Le Brexit aura lieu 24 heures avant le passage à l’heure d’été. Comme quoi les emmerdes viennent en escadrille.
Vu de ce côté-ci de la Manche, on en souriait. Pauvres anglais, assez stupides pour laisser la masse inculte voter en faveur d’un avenir incertain! Avec leur esprit insulaire, ils l’ont bien mérité! Ça leur apprendra à jouer avec la démocratie: nous autres, français, quand la majorité de nos compatriotes dit « Non » par voie référendaire, comme en mai 2005, et bien nous savons comment nous en dépatouiller: il y a toujours quelques technocrates capables de retourner la situation et reprendre, de manière plus raisonnée, le chemin de l’Europe. Mais chez les habitants de la perfide Albion, on a le goût du risque, et on est prêts à en découdre coûte que coûte. Les exemples de gros merdiers laissés par certains dirigeants britanniques lorsqu’ils ont une idée en tête devrait pourtant nous mettre la puce à l’oreille.

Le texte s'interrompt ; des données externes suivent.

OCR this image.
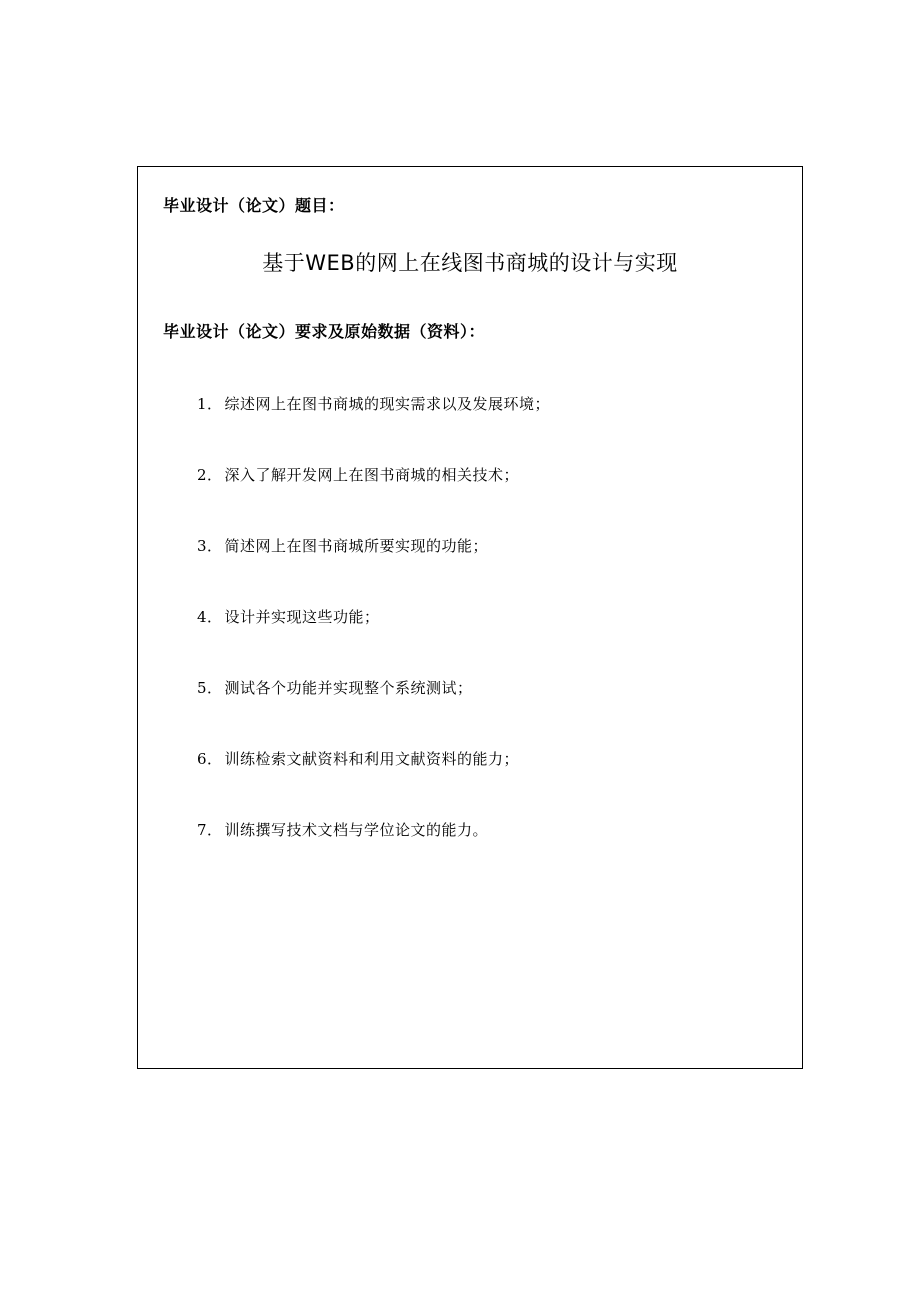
毕业设计（论文）题目：
基于WEB的网上在线图书商城的设计与实现
毕业设计（论文）要求及原始数据（资料）：
1． 综述网上在图书商城的现实需求以及发展环境；
2． 深入了解开发网上在图书商城的相关技术；
3． 简述网上在图书商城所要实现的功能；
4． 设计并实现这些功能；
5． 测试各个功能并实现整个系统测试；
6． 训练检索文献资料和利用文献资料的能力；
7． 训练撰写技术文档与学位论文的能力。
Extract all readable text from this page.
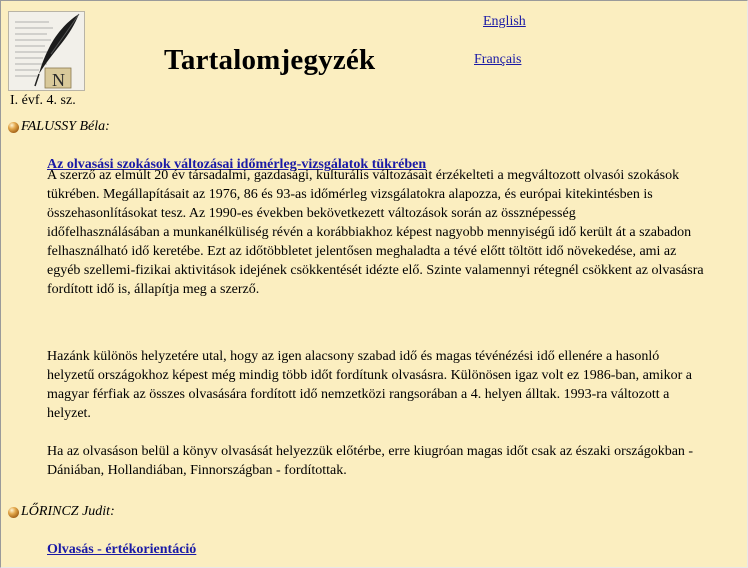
N
Tartalomjegyzék
English
Français
I. évf. 4. sz.
FALUSSY Béla:
Az olvasási szokások változásai időmérleg-vizsgálatok tükrében

A szerző az elmúlt 20 év társadalmi, gazdasági, kulturális változásait érzékelteti a megváltozott olvasói szokások
tükrében. Megállapításait az 1976, 86 és 93-as időmérleg vizsgálatokra alapozza, és európai kitekintésben is
összehasonlításokat tesz. Az 1990-es években bekövetkezett változások során az össznépesség
időfelhasználásában a munkanélküliség révén a korábbiakhoz képest nagyobb mennyiségű idő került át a szabadon
felhasználható idő keretébe. Ezt az időtöbbletet jelentősen meghaladta a tévé előtt töltött idő növekedése, ami az
egyéb szellemi-fizikai aktivitások idejének csökkentését idézte elő. Szinte valamennyi rétegnél csökkent az olvasásra
fordított idő is, állapítja meg a szerző.

Hazánk különös helyzetére utal, hogy az igen alacsony szabad idő és magas tévénézési idő ellenére a hasonló
helyzetű országokhoz képest még mindig több időt fordítunk olvasásra. Különösen igaz volt ez 1986-ban, amikor a
magyar férfiak az összes olvasására fordított idő nemzetközi rangsorában a 4. helyen álltak. 1993-ra változott a
helyzet.

Ha az olvasáson belül a könyv olvasását helyezzük előtérbe, erre kiugróan magas időt csak az északi országokban -
Dániában, Hollandiában, Finnországban - fordítottak.

LŐRINCZ Judit:
Olvasás - értékorientáció
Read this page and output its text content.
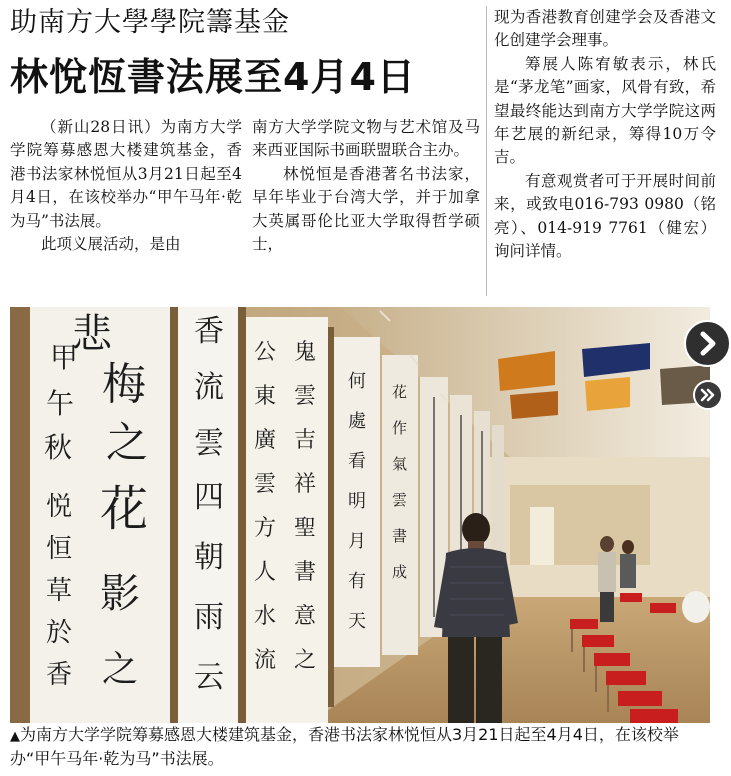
助南方大學學院籌基金
林悅恆書法展至4月4日

（新山28日讯）为南方大学学院筹募感恩大楼建筑基金，香港书法家林悦恒从3月21日起至4月4日，在该校举办“甲午马年·乾为马”书法展。

此项义展活动，是由

南方大学学院文物与艺术馆及马来西亚国际书画联盟联合主办。

林悦恒是香港著名书法家，早年毕业于台湾大学，并于加拿大英属哥伦比亚大学取得哲学硕士，

现为香港教育创建学会及香港文化创建学会理事。

筹展人陈宥敏表示，林氏是“茅龙笔”画家，风骨有致，希望最终能达到南方大学学院这两年艺展的新纪录，筹得10万令吉。

有意观赏者可于开展时间前来，或致电016-793 0980（铭亮）、014-919 7761（健宏）询问详情。

悲
梅
甲
午
秋 之
花
悦
恒
草
於
香
影
之
香
流
雲
四
朝
雨
云
公
東
廣
雲
方
人
水
流
鬼
雲
吉
祥
聖
書
意
之
何
處
看
明
月
有
天
花
作
氣
雲
書
成
▲为南方大学学院筹募感恩大楼建筑基金，香港书法家林悦恒从3月21日起至4月4日，在该校举办“甲午马年·乾为马”书法展。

Le problème, c’est que cela risque de coûter plus cher à l’Europe dans sa globalité qu’à l’Angleterre. Imaginez un peu que ce 29 mars au soir, le Brexit se déroule sans qu’aucun accord n’ait été conclu, ce qu’on appelle le « hard Brexit ». Rien, le néant juridique. Des accords de douane? il n’y en a plus. Des échanges commerciaux? difficiles à poursuivre sans droits de douanes. Vous voyez un peu le topo? Des pans entiers de l’économie, et pas que de l’économie insulaire, vont rapidement partir en lambeaux: songez seulement aux entreprises françaises, allemandes ou néerlandaises qui s’approvisionnent de l’autre côté de la Manche: du jour au lendemain, c’est la panne sèche. Pensez maintenant aux clients de ces entreprises, qui ne pourront plus travailler avec elles. Vous voyez un peu plus précisément l’étendue du jeu de dominos?…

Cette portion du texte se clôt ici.